I think that this isn't necessary, and that my last patch is the Right Thing as well as actually working.
By virtue of simplicity, your patch wins. However, I wonder if defining such a translator means that we can rip out the toplevel magic about creating an input-context for menu items. Along those same lines, maybe we ought to just present them as commands, so they are directly applicable. It doesn't seem useful presenting anything as a menu item (unless you are writing an editor for menus), except perhaps as a way to control the highlighting style, and in that case it wouldn't be the innermost presentation anyway.
Anyway, your patch sounds good to me.
"Andy Hefner" ahefner@gmail.com writes:
Is it possible to simply define a menu-item-to-command translator with a higher priority which would override the translator currently stealing the menu-item?
I think that this isn't necessary, and that my last patch is the Right Thing as well as actually working.
By virtue of simplicity, your patch wins.
Okay, I've committed it.
However, I wonder if defining such a translator means that we can rip out the toplevel magic about creating an input-context for menu items.
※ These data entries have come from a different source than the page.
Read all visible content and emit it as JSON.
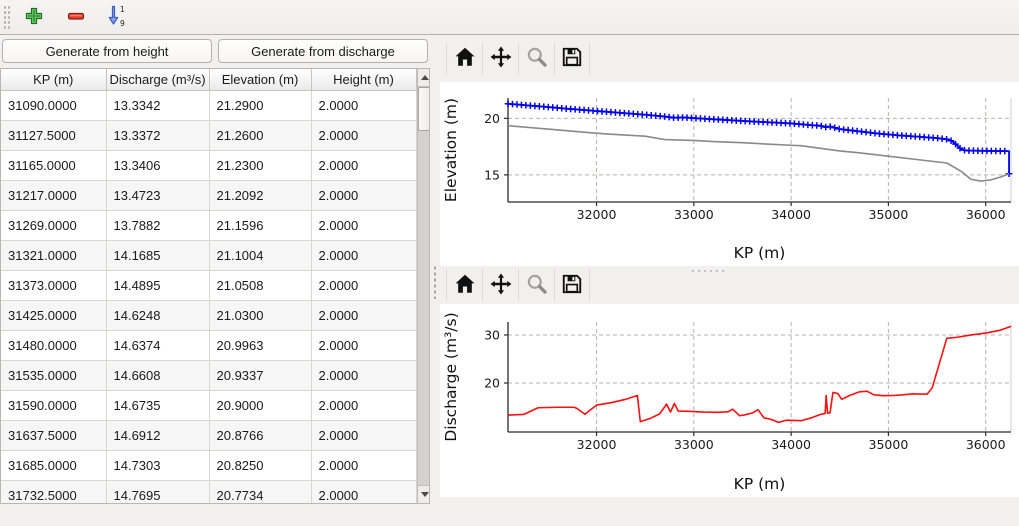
{
  "main_toolbar": {
    "buttons": [
      {
        "name": "add-row",
        "icon": "plus-icon",
        "color": "#3aa23d"
      },
      {
        "name": "remove-row",
        "icon": "minus-icon",
        "color": "#e43c2c"
      },
      {
        "name": "sort-rows",
        "icon": "sort-numeric-descending-icon",
        "color": "#8aa0e6",
        "labels": [
          "1",
          "9"
        ]
      }
    ]
  },
  "left_panel": {
    "buttons": {
      "generate_from_height": "Generate from height",
      "generate_from_discharge": "Generate from discharge"
    },
    "table": {
      "columns": [
        "KP (m)",
        "Discharge (m³/s)",
        "Elevation (m)",
        "Height (m)"
      ],
      "rows": [
        [
          "31090.0000",
          "13.3342",
          "21.2900",
          "2.0000"
        ],
        [
          "31127.5000",
          "13.3372",
          "21.2600",
          "2.0000"
        ],
        [
          "31165.0000",
          "13.3406",
          "21.2300",
          "2.0000"
        ],
        [
          "31217.0000",
          "13.4723",
          "21.2092",
          "2.0000"
        ],
        [
          "31269.0000",
          "13.7882",
          "21.1596",
          "2.0000"
        ],
        [
          "31321.0000",
          "14.1685",
          "21.1004",
          "2.0000"
        ],
        [
          "31373.0000",
          "14.4895",
          "21.0508",
          "2.0000"
        ],
        [
          "31425.0000",
          "14.6248",
          "21.0300",
          "2.0000"
        ],
        [
          "31480.0000",
          "14.6374",
          "20.9963",
          "2.0000"
        ],
        [
          "31535.0000",
          "14.6608",
          "20.9337",
          "2.0000"
        ],
        [
          "31590.0000",
          "14.6735",
          "20.9000",
          "2.0000"
        ],
        [
          "31637.5000",
          "14.6912",
          "20.8766",
          "2.0000"
        ],
        [
          "31685.0000",
          "14.7303",
          "20.8250",
          "2.0000"
        ],
        [
          "31732.5000",
          "14.7695",
          "20.7734",
          "2.0000"
        ]
      ]
    }
  },
  "plot_toolbar": {
    "icons": [
      "home-icon",
      "pan-icon",
      "zoom-icon",
      "save-icon"
    ]
  },
  "chart_data": [
    {
      "type": "line",
      "title": "",
      "xlabel": "KP (m)",
      "ylabel": "Elevation (m)",
      "xlim": [
        31090,
        36260
      ],
      "ylim": [
        12.6,
        21.8
      ],
      "xticks": [
        32000,
        33000,
        34000,
        35000,
        36000
      ],
      "yticks": [
        15,
        20
      ],
      "grid": true,
      "legend": "none",
      "series": [
        {
          "name": "water-elevation",
          "color": "#0000ee",
          "marker": "+",
          "marker_step": 46,
          "points": [
            [
              31090,
              21.29
            ],
            [
              31300,
              21.14
            ],
            [
              31500,
              21.0
            ],
            [
              31700,
              20.85
            ],
            [
              31900,
              20.72
            ],
            [
              32100,
              20.58
            ],
            [
              32300,
              20.45
            ],
            [
              32500,
              20.32
            ],
            [
              32700,
              20.16
            ],
            [
              32800,
              20.05
            ],
            [
              32900,
              20.08
            ],
            [
              33100,
              19.97
            ],
            [
              33300,
              19.87
            ],
            [
              33500,
              19.77
            ],
            [
              33700,
              19.68
            ],
            [
              33900,
              19.6
            ],
            [
              34000,
              19.55
            ],
            [
              34100,
              19.48
            ],
            [
              34200,
              19.4
            ],
            [
              34300,
              19.35
            ],
            [
              34350,
              19.22
            ],
            [
              34400,
              19.28
            ],
            [
              34500,
              19.05
            ],
            [
              34700,
              18.85
            ],
            [
              34900,
              18.65
            ],
            [
              35100,
              18.5
            ],
            [
              35300,
              18.38
            ],
            [
              35500,
              18.25
            ],
            [
              35600,
              18.15
            ],
            [
              35650,
              18.0
            ],
            [
              35700,
              17.65
            ],
            [
              35750,
              17.25
            ],
            [
              35800,
              17.15
            ],
            [
              36000,
              17.12
            ],
            [
              36240,
              17.1
            ],
            [
              36240,
              15.1
            ]
          ],
          "extra_markers": [
            [
              36240,
              15.1
            ]
          ]
        },
        {
          "name": "bed-elevation",
          "color": "#8a8a8a",
          "marker": "none",
          "points": [
            [
              31090,
              19.35
            ],
            [
              31500,
              19.05
            ],
            [
              31900,
              18.75
            ],
            [
              32100,
              18.62
            ],
            [
              32300,
              18.52
            ],
            [
              32500,
              18.42
            ],
            [
              32700,
              18.12
            ],
            [
              33000,
              18.05
            ],
            [
              33200,
              17.95
            ],
            [
              33500,
              17.85
            ],
            [
              33800,
              17.7
            ],
            [
              34000,
              17.62
            ],
            [
              34100,
              17.58
            ],
            [
              34300,
              17.35
            ],
            [
              34500,
              17.12
            ],
            [
              34700,
              16.95
            ],
            [
              34900,
              16.75
            ],
            [
              35100,
              16.55
            ],
            [
              35300,
              16.35
            ],
            [
              35500,
              16.15
            ],
            [
              35600,
              16.05
            ],
            [
              35750,
              15.3
            ],
            [
              35850,
              14.6
            ],
            [
              35950,
              14.45
            ],
            [
              36050,
              14.55
            ],
            [
              36150,
              14.8
            ],
            [
              36240,
              15.1
            ]
          ]
        }
      ]
    },
    {
      "type": "line",
      "title": "",
      "xlabel": "KP (m)",
      "ylabel": "Discharge (m³/s)",
      "xlim": [
        31090,
        36260
      ],
      "ylim": [
        9.8,
        32.7
      ],
      "xticks": [
        32000,
        33000,
        34000,
        35000,
        36000
      ],
      "yticks": [
        20,
        30
      ],
      "grid": true,
      "legend": "none",
      "series": [
        {
          "name": "discharge",
          "color": "#ff0f0f",
          "marker": "none",
          "points": [
            [
              31090,
              13.33
            ],
            [
              31250,
              13.45
            ],
            [
              31400,
              14.85
            ],
            [
              31600,
              14.95
            ],
            [
              31770,
              14.95
            ],
            [
              31800,
              14.7
            ],
            [
              31880,
              13.5
            ],
            [
              32000,
              15.4
            ],
            [
              32150,
              15.9
            ],
            [
              32300,
              16.6
            ],
            [
              32420,
              17.4
            ],
            [
              32450,
              11.95
            ],
            [
              32550,
              12.6
            ],
            [
              32650,
              13.6
            ],
            [
              32720,
              15.6
            ],
            [
              32760,
              13.95
            ],
            [
              32800,
              15.75
            ],
            [
              32840,
              14.15
            ],
            [
              32950,
              14.1
            ],
            [
              33100,
              13.95
            ],
            [
              33250,
              13.9
            ],
            [
              33350,
              14.0
            ],
            [
              33400,
              14.55
            ],
            [
              33470,
              13.2
            ],
            [
              33520,
              13.35
            ],
            [
              33600,
              13.75
            ],
            [
              33660,
              14.45
            ],
            [
              33720,
              12.75
            ],
            [
              33800,
              12.4
            ],
            [
              33870,
              11.8
            ],
            [
              33950,
              12.25
            ],
            [
              34100,
              12.15
            ],
            [
              34200,
              12.7
            ],
            [
              34300,
              13.45
            ],
            [
              34350,
              13.65
            ],
            [
              34360,
              17.4
            ],
            [
              34375,
              13.7
            ],
            [
              34400,
              13.8
            ],
            [
              34430,
              18.05
            ],
            [
              34480,
              17.8
            ],
            [
              34520,
              16.6
            ],
            [
              34600,
              17.4
            ],
            [
              34700,
              18.15
            ],
            [
              34780,
              18.3
            ],
            [
              34850,
              17.55
            ],
            [
              34950,
              17.35
            ],
            [
              35050,
              17.4
            ],
            [
              35150,
              17.55
            ],
            [
              35250,
              17.75
            ],
            [
              35320,
              17.7
            ],
            [
              35400,
              17.7
            ],
            [
              35450,
              19.0
            ],
            [
              35600,
              29.3
            ],
            [
              35700,
              29.5
            ],
            [
              35850,
              30.0
            ],
            [
              36000,
              30.4
            ],
            [
              36150,
              31.0
            ],
            [
              36260,
              31.8
            ]
          ]
        }
      ]
    }
  ],
  "style": {
    "grid_color": "#b5b3b0",
    "spine_color": "#2b2b2b",
    "right_spine_color": "#cfcfcf",
    "tick_label_color": "#1a1a1a"
  }
}
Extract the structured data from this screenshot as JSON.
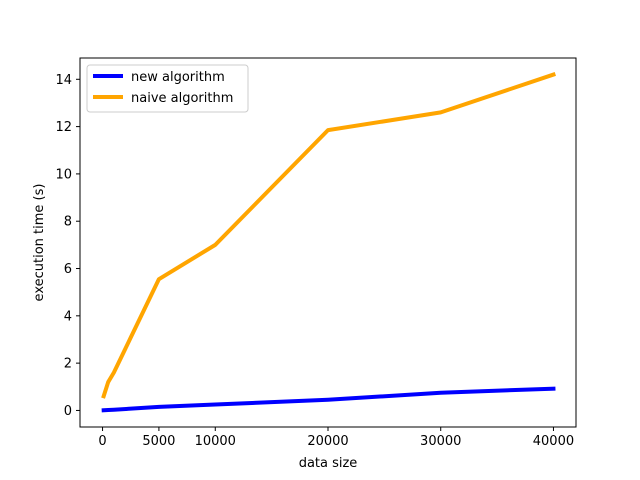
{
  "chart_data": {
    "type": "line",
    "title": "",
    "xlabel": "data size",
    "ylabel": "execution time (s)",
    "xlim": [
      -2000,
      42000
    ],
    "ylim": [
      -0.7,
      14.9
    ],
    "xticks": [
      0,
      5000,
      10000,
      20000,
      30000,
      40000
    ],
    "yticks": [
      0,
      2,
      4,
      6,
      8,
      10,
      12,
      14
    ],
    "grid": false,
    "legend_position": "top-left",
    "series": [
      {
        "name": "new algorithm",
        "color": "#0000ff",
        "x": [
          100,
          500,
          1000,
          5000,
          10000,
          20000,
          30000,
          40000
        ],
        "y": [
          0.01,
          0.02,
          0.03,
          0.15,
          0.25,
          0.45,
          0.75,
          0.92
        ]
      },
      {
        "name": "naive algorithm",
        "color": "#ffa500",
        "x": [
          100,
          500,
          1000,
          5000,
          10000,
          20000,
          30000,
          40000
        ],
        "y": [
          0.6,
          1.2,
          1.6,
          5.55,
          7.0,
          11.85,
          12.6,
          14.2
        ]
      }
    ]
  }
}
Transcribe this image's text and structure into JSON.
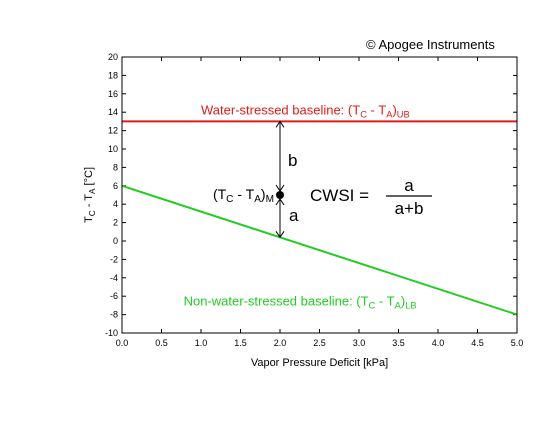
{
  "copyright": "© Apogee Instruments",
  "chart_data": {
    "type": "line",
    "title": "",
    "xlabel": "Vapor Pressure Deficit [kPa]",
    "ylabel_parts": [
      "T",
      "C",
      " - T",
      "A",
      " [°C]"
    ],
    "xlim": [
      0,
      5
    ],
    "ylim": [
      -10,
      20
    ],
    "x_ticks": [
      "0.0",
      "0.5",
      "1.0",
      "1.5",
      "2.0",
      "2.5",
      "3.0",
      "3.5",
      "4.0",
      "4.5",
      "5.0"
    ],
    "y_ticks": [
      "-10",
      "-8",
      "-6",
      "-4",
      "-2",
      "0",
      "2",
      "4",
      "6",
      "8",
      "10",
      "12",
      "14",
      "16",
      "18",
      "20"
    ],
    "grid": false,
    "series": [
      {
        "key": "upper",
        "x": [
          0,
          5
        ],
        "y": [
          13,
          13
        ],
        "color": "#e01b1b"
      },
      {
        "key": "lower",
        "x": [
          0,
          5
        ],
        "y": [
          6,
          -8
        ],
        "color": "#22cc22"
      }
    ],
    "measured_point": {
      "x": 2.0,
      "y": 5.0
    },
    "annotations": {
      "upper_label": [
        "Water-stressed baseline: (T",
        "C",
        " - T",
        "A",
        ")",
        "UB"
      ],
      "lower_label": [
        "Non-water-stressed baseline: (T",
        "C",
        " - T",
        "A",
        ")",
        "LB"
      ],
      "point_label": [
        "(T",
        "C",
        " - T",
        "A",
        ")",
        "M"
      ],
      "b": "b",
      "a": "a",
      "cwsi_lhs": "CWSI =",
      "cwsi_numerator": "a",
      "cwsi_denominator": "a+b"
    }
  }
}
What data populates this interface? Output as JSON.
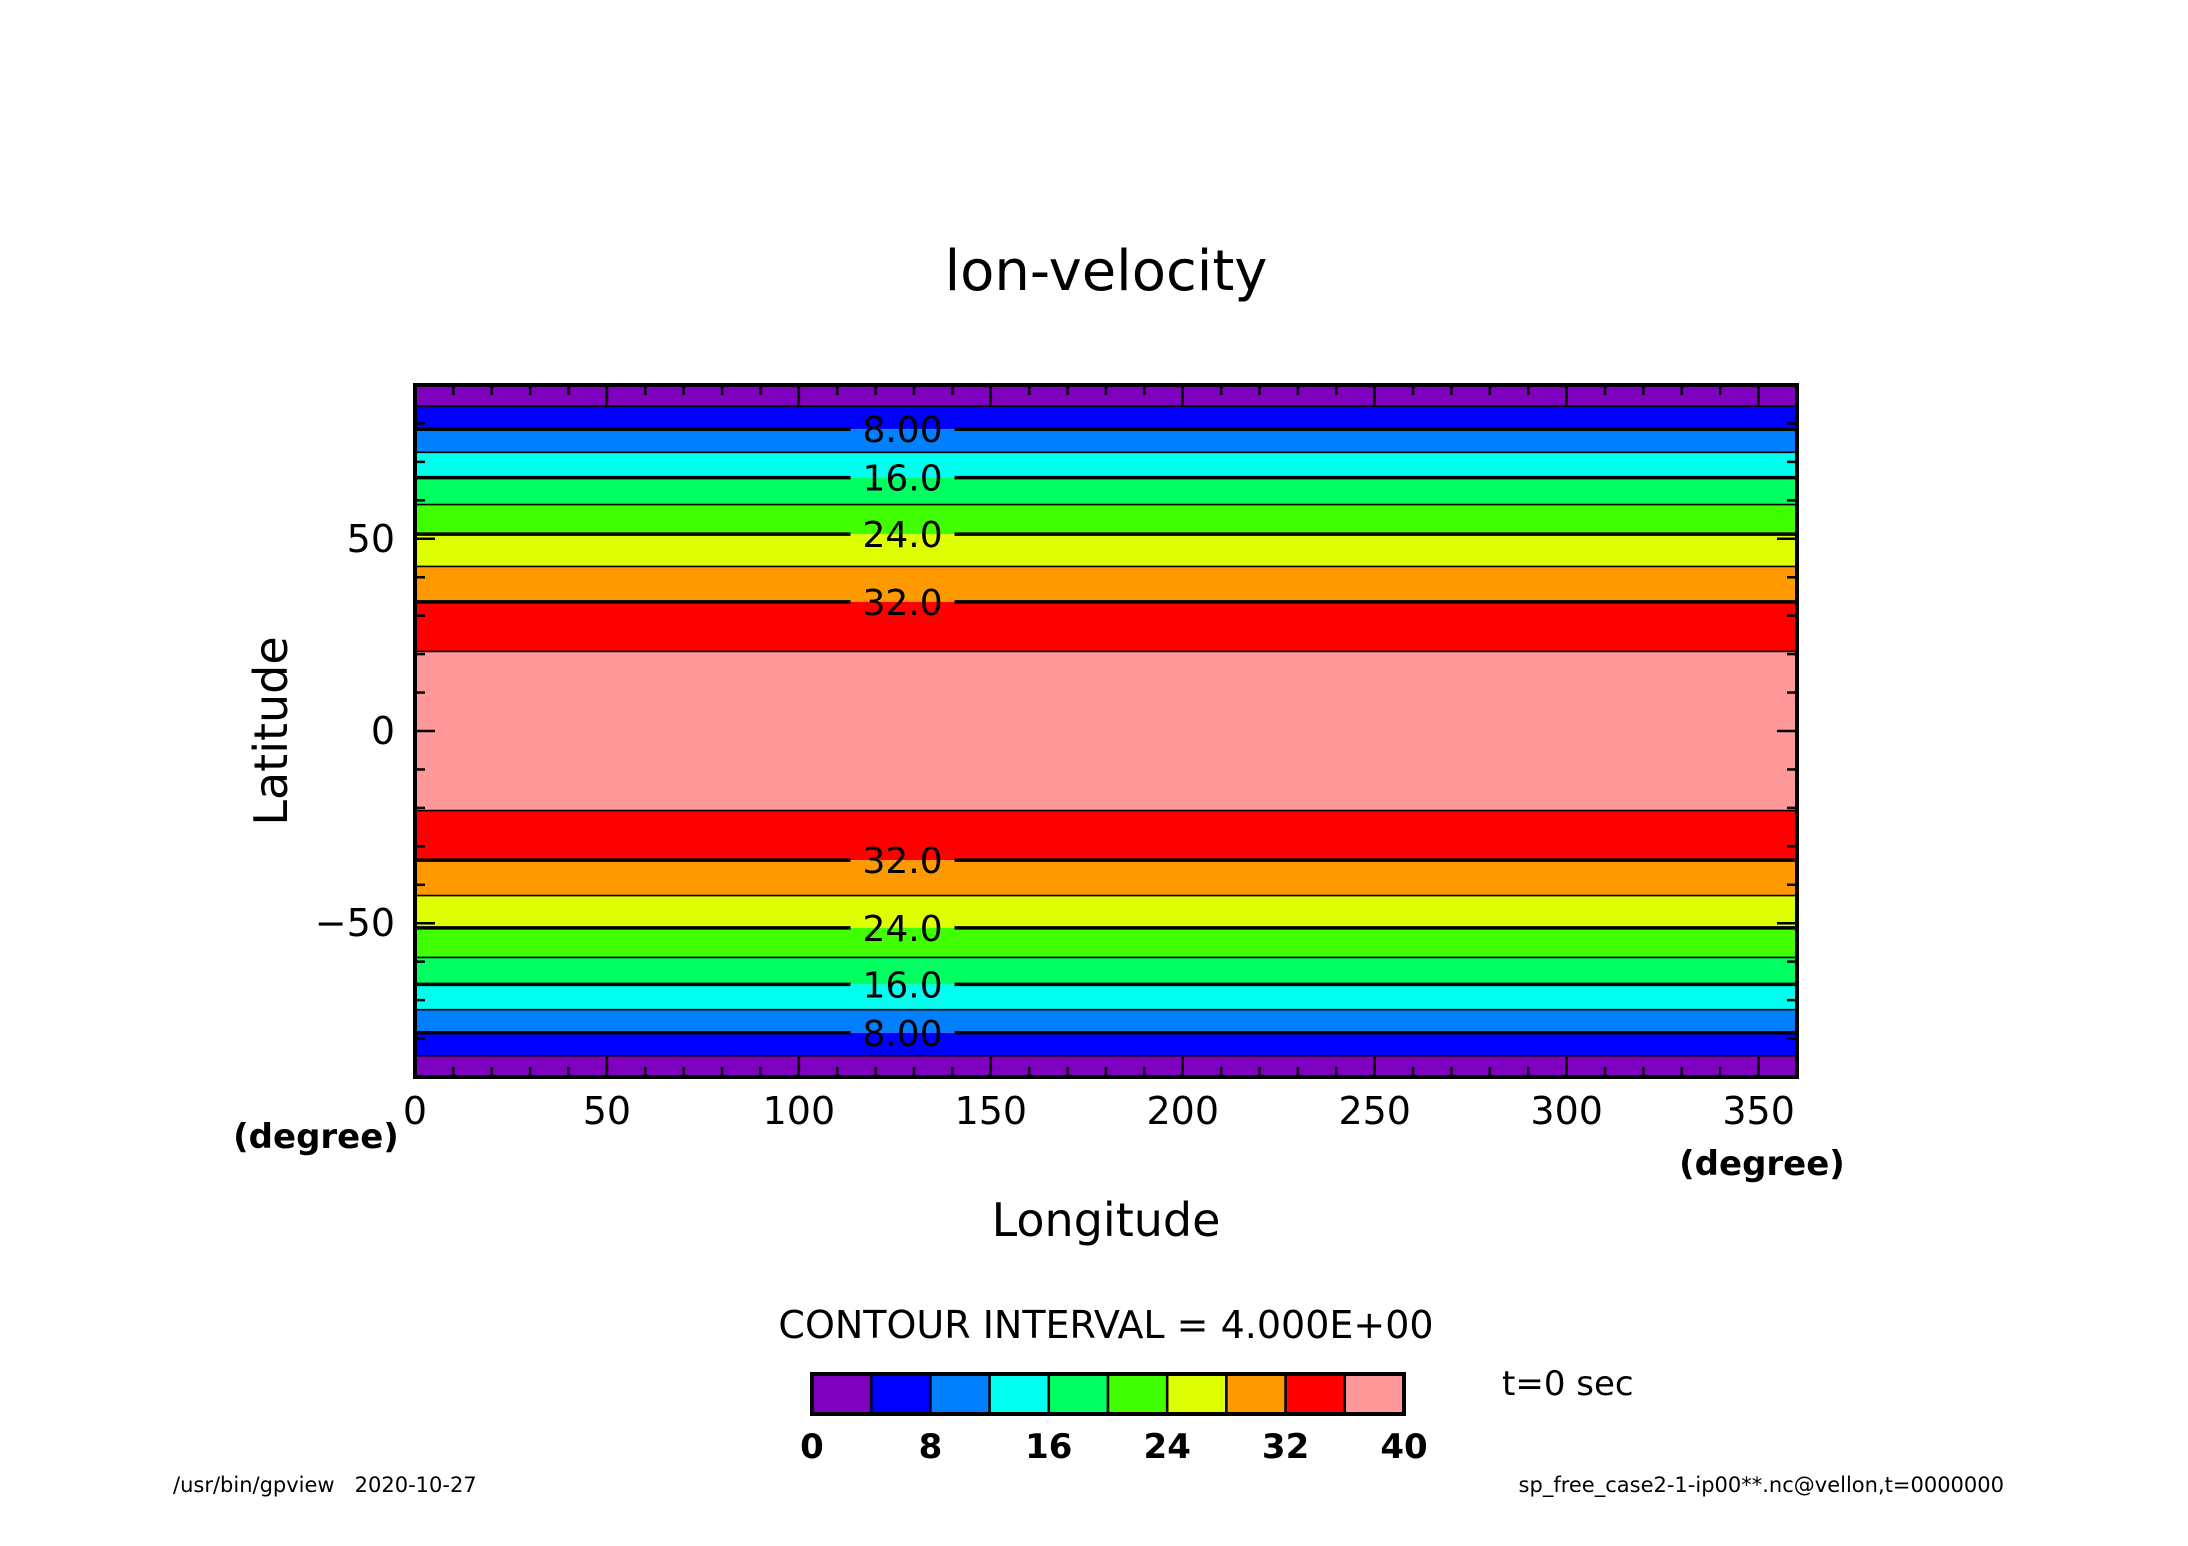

Along those same lines, maybe we ought to just present them as commands, so they are directly applicable. It doesn't seem useful presenting anything as a menu item (unless you are writing an editor for menus), except perhaps as a way to control the highlighting style, and in that case it wouldn't be the innermost presentation anyway.
I think that menu-items by default should probably not translate to commands. Why? Because I think that it's legitimate for an application to do (accept 'command) when not planning to run it immediately (maybe to batch it up, to send to a remote process, or something); under those circumstances, I would expect selecting something from the application's menu bar not to fulfil this accept but instead to run its own command directly.
It might make sense for individual applications to specify that they would prefer their menu items to be presented as commands; I don't know whether the CLIM spec documents any way of achieving that.
Cheers,
Christophe
To: "Andy Hefner" ahefner@gmail.com Date: Thu, 04 Jan 2007 09:19:04 +0000 From: Christophe Rhodes
I think that menu-items by default should probably not translate to commands. Why? Because I think that it's legitimate for an application to do (accept 'command) when not planning to run it immediately (maybe to batch it up, to send to a remote process, or something); under those circumstances, I would expect selecting something from the application's menu bar not to fulfil this accept but instead to run its own command directly.
I disagree. A menu is nothing more than a way of grouping and presenting a bunch of commands, no different than an button box. In your example, if the command I wanted to accept was "Save", picking it off the "File" menu seems like the way to do it.